Pablo Lopez and the Minnesota Twins dominated the Astros in Game 2 of the ALDS, drawing even in the series. Framber Valdez was rocky and the Astros lineup by and large was overwhelmed.
To say they lost because of one play or player in particular would be foolish. That said, one specific decision did have massive ramifications on the outcome.
Pablo Lopez befuddled Astros hitters through the first four innings. Jeremy Peña stepped into the box to lead off the bottom of the fifth and laced a double off the left field wall, narrowly missing his first home run since July 5.
Peña also led off the third with a single, but was wiped out on a double play after Dusty Baker decided not to have Maldy bunt Peña over, and then didn't send him in a 3-2 count.
The Astros couldn't afford to squander another scoring chance. They were already trailing 5-0, and after combusting on the mound, Framber Valdez was out of the game.
Dusty Baker's blunder cost the Astros dearly in the ALDS
With a runner on second and the top of the order coming up in short order, the Astros nine-hitter was due up. Just one day prior the Astros had seen the Twins turn a 5-0 deficit into a one-run game in the blink of an eye.
Dusty Baker had a decision to make: does he send Maldy to the plate or does he pinch hit Yainer Diaz to try and get the Astros back into this one?
If Diaz strikes an extra-base hit, the Astros top of the order comes up threatening and Rocco Baldelli likely has to get some action going in the bullpen. It feels like a no-brainer. Sadly, it doesn't appear Baker even gave the decision a thought.

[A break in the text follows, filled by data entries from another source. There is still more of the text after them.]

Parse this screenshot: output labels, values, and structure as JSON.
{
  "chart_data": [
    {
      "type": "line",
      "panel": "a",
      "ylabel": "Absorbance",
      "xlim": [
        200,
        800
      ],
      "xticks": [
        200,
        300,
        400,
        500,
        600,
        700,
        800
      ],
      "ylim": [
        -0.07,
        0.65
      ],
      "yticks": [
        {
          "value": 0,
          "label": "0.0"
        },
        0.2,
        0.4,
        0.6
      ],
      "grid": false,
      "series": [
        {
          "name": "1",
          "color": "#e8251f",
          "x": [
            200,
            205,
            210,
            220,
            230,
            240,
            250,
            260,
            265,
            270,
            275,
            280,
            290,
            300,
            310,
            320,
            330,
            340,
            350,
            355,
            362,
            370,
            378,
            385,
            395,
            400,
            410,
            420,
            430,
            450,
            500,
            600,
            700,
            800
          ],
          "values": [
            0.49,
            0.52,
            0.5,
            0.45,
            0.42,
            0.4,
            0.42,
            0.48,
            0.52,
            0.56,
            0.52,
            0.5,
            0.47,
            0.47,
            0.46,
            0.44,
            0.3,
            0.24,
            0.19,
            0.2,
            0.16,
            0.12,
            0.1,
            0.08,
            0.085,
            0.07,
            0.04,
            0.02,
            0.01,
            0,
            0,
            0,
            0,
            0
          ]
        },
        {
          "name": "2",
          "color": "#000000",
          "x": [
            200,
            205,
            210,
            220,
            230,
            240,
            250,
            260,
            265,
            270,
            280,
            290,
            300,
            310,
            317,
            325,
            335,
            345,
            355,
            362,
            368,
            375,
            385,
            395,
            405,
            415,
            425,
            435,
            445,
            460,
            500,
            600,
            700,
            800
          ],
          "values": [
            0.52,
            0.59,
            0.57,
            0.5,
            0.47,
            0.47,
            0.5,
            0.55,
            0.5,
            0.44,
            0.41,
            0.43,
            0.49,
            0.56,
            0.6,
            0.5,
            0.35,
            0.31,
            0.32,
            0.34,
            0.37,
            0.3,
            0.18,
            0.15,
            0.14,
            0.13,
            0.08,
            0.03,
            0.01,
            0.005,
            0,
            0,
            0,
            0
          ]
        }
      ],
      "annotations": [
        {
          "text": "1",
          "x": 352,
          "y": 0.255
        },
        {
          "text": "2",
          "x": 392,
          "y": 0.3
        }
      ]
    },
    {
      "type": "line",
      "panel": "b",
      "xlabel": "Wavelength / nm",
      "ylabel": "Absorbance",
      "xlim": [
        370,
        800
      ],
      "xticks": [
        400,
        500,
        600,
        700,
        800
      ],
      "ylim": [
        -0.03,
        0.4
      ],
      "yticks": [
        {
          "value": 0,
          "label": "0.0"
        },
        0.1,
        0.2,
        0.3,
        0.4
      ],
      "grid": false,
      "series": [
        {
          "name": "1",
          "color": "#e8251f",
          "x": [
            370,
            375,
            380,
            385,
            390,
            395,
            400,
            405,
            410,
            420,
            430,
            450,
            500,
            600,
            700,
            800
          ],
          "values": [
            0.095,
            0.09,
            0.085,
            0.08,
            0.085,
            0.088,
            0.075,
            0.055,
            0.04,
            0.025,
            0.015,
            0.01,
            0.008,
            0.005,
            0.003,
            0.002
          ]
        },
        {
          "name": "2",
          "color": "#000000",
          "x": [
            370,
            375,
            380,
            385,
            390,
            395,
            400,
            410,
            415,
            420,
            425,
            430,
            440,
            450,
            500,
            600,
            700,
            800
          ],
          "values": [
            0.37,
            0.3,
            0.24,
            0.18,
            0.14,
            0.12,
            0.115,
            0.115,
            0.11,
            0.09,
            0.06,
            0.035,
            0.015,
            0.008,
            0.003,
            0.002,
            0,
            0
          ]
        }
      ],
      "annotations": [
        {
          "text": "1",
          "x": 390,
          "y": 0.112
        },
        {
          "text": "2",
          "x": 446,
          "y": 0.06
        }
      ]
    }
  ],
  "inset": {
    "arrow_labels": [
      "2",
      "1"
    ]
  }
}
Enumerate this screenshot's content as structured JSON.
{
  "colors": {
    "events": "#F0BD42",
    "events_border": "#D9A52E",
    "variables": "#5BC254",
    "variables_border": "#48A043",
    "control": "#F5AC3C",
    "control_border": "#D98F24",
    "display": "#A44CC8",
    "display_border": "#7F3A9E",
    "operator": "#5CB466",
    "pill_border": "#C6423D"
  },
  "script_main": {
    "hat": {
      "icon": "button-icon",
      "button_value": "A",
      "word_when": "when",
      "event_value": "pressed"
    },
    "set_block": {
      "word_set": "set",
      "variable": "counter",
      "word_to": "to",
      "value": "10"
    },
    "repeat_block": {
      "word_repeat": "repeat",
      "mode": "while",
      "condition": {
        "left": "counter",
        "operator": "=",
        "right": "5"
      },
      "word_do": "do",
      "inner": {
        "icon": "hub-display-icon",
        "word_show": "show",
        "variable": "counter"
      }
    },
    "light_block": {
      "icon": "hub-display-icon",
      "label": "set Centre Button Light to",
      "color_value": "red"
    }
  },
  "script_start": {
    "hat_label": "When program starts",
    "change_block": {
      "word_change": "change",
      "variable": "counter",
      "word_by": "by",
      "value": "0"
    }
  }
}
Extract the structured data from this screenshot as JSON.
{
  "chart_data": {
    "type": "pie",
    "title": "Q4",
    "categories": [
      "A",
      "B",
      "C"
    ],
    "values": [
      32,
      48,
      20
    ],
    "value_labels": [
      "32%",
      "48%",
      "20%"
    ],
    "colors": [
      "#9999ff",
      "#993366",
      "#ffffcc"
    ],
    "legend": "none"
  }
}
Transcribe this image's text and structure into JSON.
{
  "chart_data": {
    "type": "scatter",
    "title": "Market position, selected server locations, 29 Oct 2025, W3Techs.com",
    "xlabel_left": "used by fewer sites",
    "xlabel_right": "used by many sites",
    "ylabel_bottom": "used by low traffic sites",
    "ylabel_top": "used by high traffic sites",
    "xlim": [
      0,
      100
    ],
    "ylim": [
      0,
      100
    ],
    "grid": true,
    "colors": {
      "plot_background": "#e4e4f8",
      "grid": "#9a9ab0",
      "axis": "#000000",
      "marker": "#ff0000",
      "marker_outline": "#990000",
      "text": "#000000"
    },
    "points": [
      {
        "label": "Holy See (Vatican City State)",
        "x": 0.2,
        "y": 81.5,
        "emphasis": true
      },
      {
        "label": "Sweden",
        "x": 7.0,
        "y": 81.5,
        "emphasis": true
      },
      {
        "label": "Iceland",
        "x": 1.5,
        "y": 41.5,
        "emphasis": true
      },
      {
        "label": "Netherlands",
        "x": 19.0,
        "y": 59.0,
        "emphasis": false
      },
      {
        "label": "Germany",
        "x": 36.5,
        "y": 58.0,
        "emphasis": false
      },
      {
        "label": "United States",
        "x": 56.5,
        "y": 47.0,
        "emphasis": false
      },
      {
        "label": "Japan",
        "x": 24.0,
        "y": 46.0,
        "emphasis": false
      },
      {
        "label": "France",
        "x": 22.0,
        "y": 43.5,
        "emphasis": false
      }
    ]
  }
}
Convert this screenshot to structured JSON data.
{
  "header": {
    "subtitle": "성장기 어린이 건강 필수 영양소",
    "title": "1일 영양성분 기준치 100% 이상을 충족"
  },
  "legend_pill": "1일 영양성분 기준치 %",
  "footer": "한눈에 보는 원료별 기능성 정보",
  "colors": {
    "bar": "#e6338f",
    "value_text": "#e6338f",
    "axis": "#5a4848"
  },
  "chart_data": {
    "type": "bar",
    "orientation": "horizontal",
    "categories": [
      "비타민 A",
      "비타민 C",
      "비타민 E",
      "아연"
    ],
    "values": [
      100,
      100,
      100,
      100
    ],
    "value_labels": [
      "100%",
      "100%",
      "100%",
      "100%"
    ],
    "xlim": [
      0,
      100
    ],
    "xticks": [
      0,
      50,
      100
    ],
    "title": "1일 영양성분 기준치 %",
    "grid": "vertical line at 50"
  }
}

The Maldonado vs. Diaz debate is useless at this point. No matter what is said, done, or pointed out, right, wrong, or otherwise, Maldy is going to catch the majority of the starting staff.
That said, there is simply zero reason for Maldy to step into the box in the fifth.
The starter who demands he catch was out of the game. The deficit was already five, so what does it matter if the pitching staff is comfortable if you don't score any runs to erase the lead. And Yainer Diaz hit .332 with a .931 OPS against righties in 2023. Maldy hit an unfathomably bad .175 with a .538 OPS against righties.
If Houston had any aspirations of getting back into that game, they couldn't squander that chance. You have to at least break the seal.
But because Dusty "doesn't panic," or maybe because he has always resented young talent, Diaz continued getting splinters in his backside while Pablo Lopez made light work of the Astros catcher.
Jose Altuve and Alex Bregman were then retired in short order.
Does sending Yainer to the plate guarantee a hit? No. Should Altuve and Bregman have been able to at least get Peña home? Yes. Do either of those truths change how indefensible the choice was? Not hardly.
If Diaz can get to Lopez, there's a chance for the big inning that so often wins playoff baseball games. Instead, the Astros manager managed like it was a meaningless Spring Training game. It's hard to expect him to do otherwise when he managed all season with less than zero urgency.
Meanwhile, Rocco Baldelli pinch hit for Kyle Farmer in the top of the 7th. Farmer had already struck the two-run bomb off of Valdez that broke the game open, and the Twins had a five-run lead. Still, Baldelli managed with urgency and knows Kyle Farmer struggles against righties.
He sent Edouard Julien to the dish, and Julien struck a single off of Rafael Montero that extended the Twins lead to six. Baldelli held a five-run lead, looked at the opposing lineup, and hunted more runs.
The Twins and their manager were rewarded for their urgency and desire to win a baseball game. It would be nice if Houston's even pretended to share that same desire.